И какая красавица! “Я тебя здесь не видел. Ты была на кладбище?” – спросил он так, словно они только утром расстались. “Нет, – сказала она, – я все это время котлеты жарила на кухне”…
В этот момент директор типографии постучал вилкой по тарелке:
“Внимание, первое слово скажет отец Кирилл, а за ним – давний друг
Федора Филимоновича всем известный депутат Анатолий Васильевич Митник”…
4
Лерку, позднюю, младшую дочь Алексея Пробродина, прозвали Щучкой еще в детстве – за недевичью, от отца унаследованную страсть к рыбалке.
Прозвище очень точно соответствовало пластике ее движений – быстрых, резких, несколько нервных. И хотя годам к пятнадцати или шестнадцати пластика движений сильно изменилась – ребенок, подросток превращался в очаровательную маленькую женщину, – прозвище осталось. И Лерка не возражала, – тем более что родными и друзьями прозвище всегда произносилось с любовью и нежностью.
У Митника с Леркой была своя маленькая тайна. Теперь трудно сказать наверняка, когда эта тайна впервые возникла – с каких разглядываний, касаний, предощущений, – но она уже определенно была, когда девочке было пятнадцать.
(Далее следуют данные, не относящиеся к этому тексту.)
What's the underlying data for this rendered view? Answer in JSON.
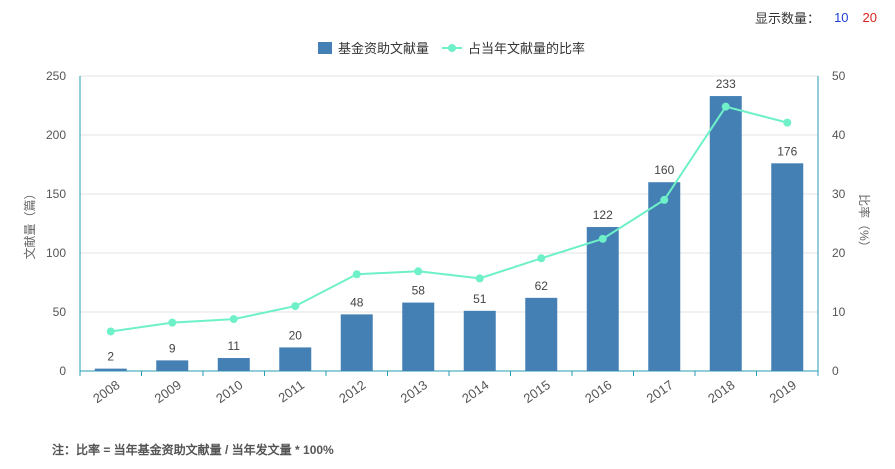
{
  "display_count": {
    "label": "显示数量：",
    "options": [
      "10",
      "20"
    ]
  },
  "chart_data": {
    "type": "bar+line",
    "categories": [
      "2008",
      "2009",
      "2010",
      "2011",
      "2012",
      "2013",
      "2014",
      "2015",
      "2016",
      "2017",
      "2018",
      "2019"
    ],
    "series": [
      {
        "name": "基金资助文献量",
        "type": "bar",
        "axis": "left",
        "color": "#4580b5",
        "values": [
          2,
          9,
          11,
          20,
          48,
          58,
          51,
          62,
          122,
          160,
          233,
          176
        ]
      },
      {
        "name": "占当年文献量的比率",
        "type": "line",
        "axis": "right",
        "color": "#6ef0c8",
        "values": [
          6.7,
          8.2,
          8.8,
          11.0,
          16.4,
          16.9,
          15.7,
          19.1,
          22.4,
          29.0,
          44.8,
          42.1
        ]
      }
    ],
    "ylabel_left": "文献量（篇）",
    "ylabel_right": "比率（%）",
    "ylim_left": [
      0,
      250
    ],
    "ylim_right": [
      0,
      50
    ],
    "yticks_left": [
      "0",
      "50",
      "100",
      "150",
      "200",
      "250"
    ],
    "yticks_right": [
      "0",
      "10",
      "20",
      "30",
      "40",
      "50"
    ],
    "grid": true,
    "legend_position": "top-center"
  },
  "footnote": "注：比率 = 当年基金资助文献量 / 当年发文量 * 100%"
}
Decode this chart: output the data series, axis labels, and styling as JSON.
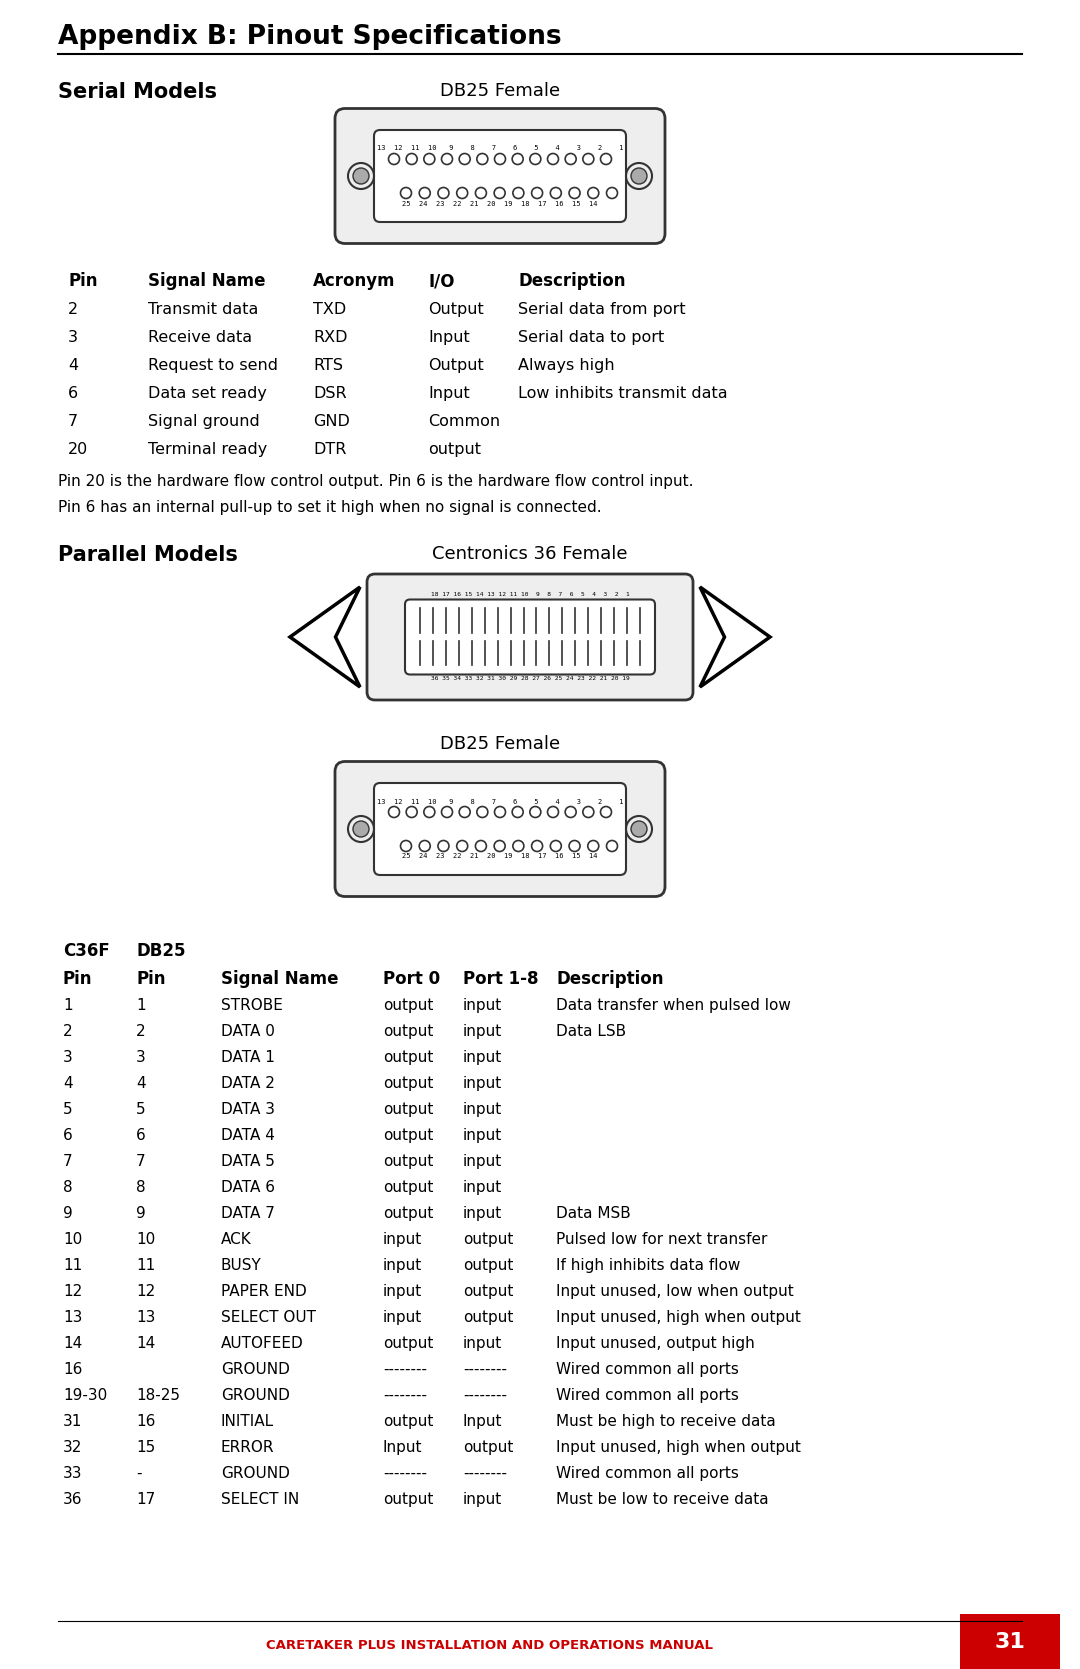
{
  "title": "Appendix B: Pinout Specifications",
  "section1_label": "Serial Models",
  "section1_connector": "DB25 Female",
  "serial_header": [
    "Pin",
    "Signal Name",
    "Acronym",
    "I/O",
    "Description"
  ],
  "serial_rows": [
    [
      "2",
      "Transmit data",
      "TXD",
      "Output",
      "Serial data from port"
    ],
    [
      "3",
      "Receive data",
      "RXD",
      "Input",
      "Serial data to port"
    ],
    [
      "4",
      "Request to send",
      "RTS",
      "Output",
      "Always high"
    ],
    [
      "6",
      "Data set ready",
      "DSR",
      "Input",
      "Low inhibits transmit data"
    ],
    [
      "7",
      "Signal ground",
      "GND",
      "Common",
      ""
    ],
    [
      "20",
      "Terminal ready",
      "DTR",
      "output",
      ""
    ]
  ],
  "serial_note1": "Pin 20 is the hardware flow control output. Pin 6 is the hardware flow control input.",
  "serial_note2": "Pin 6 has an internal pull-up to set it high when no signal is connected.",
  "section2_label": "Parallel Models",
  "section2_connector1": "Centronics 36 Female",
  "section2_connector2": "DB25 Female",
  "parallel_header2": [
    "Pin",
    "Pin",
    "Signal Name",
    "Port 0",
    "Port 1-8",
    "Description"
  ],
  "parallel_rows": [
    [
      "1",
      "1",
      "STROBE",
      "output",
      "input",
      "Data transfer when pulsed low"
    ],
    [
      "2",
      "2",
      "DATA 0",
      "output",
      "input",
      "Data LSB"
    ],
    [
      "3",
      "3",
      "DATA 1",
      "output",
      "input",
      ""
    ],
    [
      "4",
      "4",
      "DATA 2",
      "output",
      "input",
      ""
    ],
    [
      "5",
      "5",
      "DATA 3",
      "output",
      "input",
      ""
    ],
    [
      "6",
      "6",
      "DATA 4",
      "output",
      "input",
      ""
    ],
    [
      "7",
      "7",
      "DATA 5",
      "output",
      "input",
      ""
    ],
    [
      "8",
      "8",
      "DATA 6",
      "output",
      "input",
      ""
    ],
    [
      "9",
      "9",
      "DATA 7",
      "output",
      "input",
      "Data MSB"
    ],
    [
      "10",
      "10",
      "ACK",
      "input",
      "output",
      "Pulsed low for next transfer"
    ],
    [
      "11",
      "11",
      "BUSY",
      "input",
      "output",
      "If high inhibits data flow"
    ],
    [
      "12",
      "12",
      "PAPER END",
      "input",
      "output",
      "Input unused, low when output"
    ],
    [
      "13",
      "13",
      "SELECT OUT",
      "input",
      "output",
      "Input unused, high when output"
    ],
    [
      "14",
      "14",
      "AUTOFEED",
      "output",
      "input",
      "Input unused, output high"
    ],
    [
      "16",
      "",
      "GROUND",
      "--------",
      "--------",
      "Wired common all ports"
    ],
    [
      "19-30",
      "18-25",
      "GROUND",
      "--------",
      "--------",
      "Wired common all ports"
    ],
    [
      "31",
      "16",
      "INITIAL",
      "output",
      "Input",
      "Must be high to receive data"
    ],
    [
      "32",
      "15",
      "ERROR",
      "Input",
      "output",
      "Input unused, high when output"
    ],
    [
      "33",
      "-",
      "GROUND",
      "--------",
      "--------",
      "Wired common all ports"
    ],
    [
      "36",
      "17",
      "SELECT IN",
      "output",
      "input",
      "Must be low to receive data"
    ]
  ],
  "footer_text": "CARETAKER PLUS INSTALLATION AND OPERATIONS MANUAL",
  "footer_page": "31",
  "bg_color": "#ffffff",
  "text_color": "#000000",
  "footer_color": "#cc0000"
}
Тогда Лерка напросилась с Митником на рыбалку, и все казалось пристойно: близкий семье человек с юной дочерью друзей,
– а в какой-то момент, когда они уже высадились из лодки и ему пришлось помогать ей взобраться на высокий берег, он как-то неловко подсаживал ее сзади, под локти что ли, но руки сорвались, и они чуть не упали оба навзничь, но он удержал ее, и его ладонь оказалась у нее на груди, и он не отнял руку и чуть прижал девочку к себе, и она не только не отпрянула, но даже чуть прильнула к нему спиной, и так, замерев, они простояли по щиколотку в воде (оба в кедах на босу ногу) с полминуты – вряд ли больше… Ну, конечно, конечно, они уже возвращались с рыбалки, и она, в конце концов, оскальзываясь по глине, все-таки самостоятельно взобралась на высокий берег и, не оглядываясь, побежала домой через луг… Несколько месяцев спустя были какие-то зимние семейные праздники, шампанское (Новый год, что ли), и он по неглубоким еще сугробам потащил ее за собой в дальний угол сада (и она пошла!), и они, прижавшись друг к другу в тени забора, целовались до головокружения, пока не услышали, что их зовут, и только тогда оторвались друг от друга и порознь, с разных сторон вернулись к дому, – и каждый придумал свою легенду, что, впрочем, было не обязательно, потому что все были уже изрядно пьяны, и всем было все равно, – да и кто бы что мог подумать! А на следующий день он уехал и в те смутные времена не приезжал года два или даже больше… Но историю эту вспоминал с удовольствием и даже с гордостью: тридцать лет разницы, Гумберт Гумберт может отдыхать…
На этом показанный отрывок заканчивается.